In der zauberhaften Welt der Weinherstellung ist der Vorgang des Abstichs ein entscheidender Schritt, um den einzigartigen Charakter eines Weins herauszuarbeiten und seine Qualität zu sichern. Bei diesem scheinbar einfachen Vorgang wird der Wein von einem Gefäß in ein anderes umgefüllt, um die Flüssigkeit effektiv vom Trub oder Bodensatz zu trennen. Trotz seiner Einfachheit spielt das Umfüllen eine entscheidende Rolle bei der Bestimmung der Qualität und der Eigenschaften des fertigen Weins.
Auf den ersten Blick scheint das Abstichverfahren ein unbedeutender Schritt in dem komplizierten Ballett der Weinherstellung zu sein. Er erfordert jedoch Geschick und Präzision und erweist sich als entscheidender Bestandteil bei der Gestaltung der Qualität und des Wesens des Weins.
Der Prozess des Dekantierens, ein Schlüsselaspekt des Abfüllens, konzentriert sich auf die rasche Trennung des Bodensatzes vom Wein. Dieser Bodensatz, der aus Hefe, Bakterien und anderen organischen Substanzen besteht, setzt sich am Boden des Behälters ab. Wenn sie nicht umgehend entfernt werden, können diese Rückstände die Aromen und den Geschmack des Weins beeinträchtigen oder zu Problemen wie der Nachgärung führen, wenn Restzucker vorhanden ist.
Es ist wichtig, zwischen dem Reinigungsabstich und der Entfernung des Feintrubs zu unterscheiden, der für die Reifung bestimmter Weine von Vorteil sein kann. Durch das Abstechen des Weins kurz nach der Gärung kommen nur die hochwertigsten Hefen mit dem Wein in Kontakt und tragen so zu den antioxidativen und aromatischen Eigenschaften bei.
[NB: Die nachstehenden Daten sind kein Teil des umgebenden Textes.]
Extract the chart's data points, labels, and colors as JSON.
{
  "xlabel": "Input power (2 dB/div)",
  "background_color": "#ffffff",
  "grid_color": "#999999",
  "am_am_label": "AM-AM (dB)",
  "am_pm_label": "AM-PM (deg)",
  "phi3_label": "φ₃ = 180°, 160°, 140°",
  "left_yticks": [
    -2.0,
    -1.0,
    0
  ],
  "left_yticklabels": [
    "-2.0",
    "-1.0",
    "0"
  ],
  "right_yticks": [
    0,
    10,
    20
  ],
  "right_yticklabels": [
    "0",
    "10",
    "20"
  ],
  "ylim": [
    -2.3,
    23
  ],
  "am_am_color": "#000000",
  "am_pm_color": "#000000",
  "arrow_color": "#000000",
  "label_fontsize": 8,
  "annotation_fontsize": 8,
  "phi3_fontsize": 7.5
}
Bei jedem Umfüllen geht etwas gelöstes Kohlendioxid (CO2) verloren, ein Nebenprodukt der Gärung. Während das Vorhandensein von CO2 bei Weiß- und Roséweinen erwünscht sein mag, kann es sich bei Rotweinen negativ auf den Gaumen auswirken. Die Methoden des Umfüllens und die Temperatur sind entscheidend für die Beibehaltung oder Freisetzung von CO2. Außerdem führt das Abfüllen zu einer gewissen Sauerstoffzufuhr, die je nach Weintyp vorteilhaft oder nachteilig sein kann.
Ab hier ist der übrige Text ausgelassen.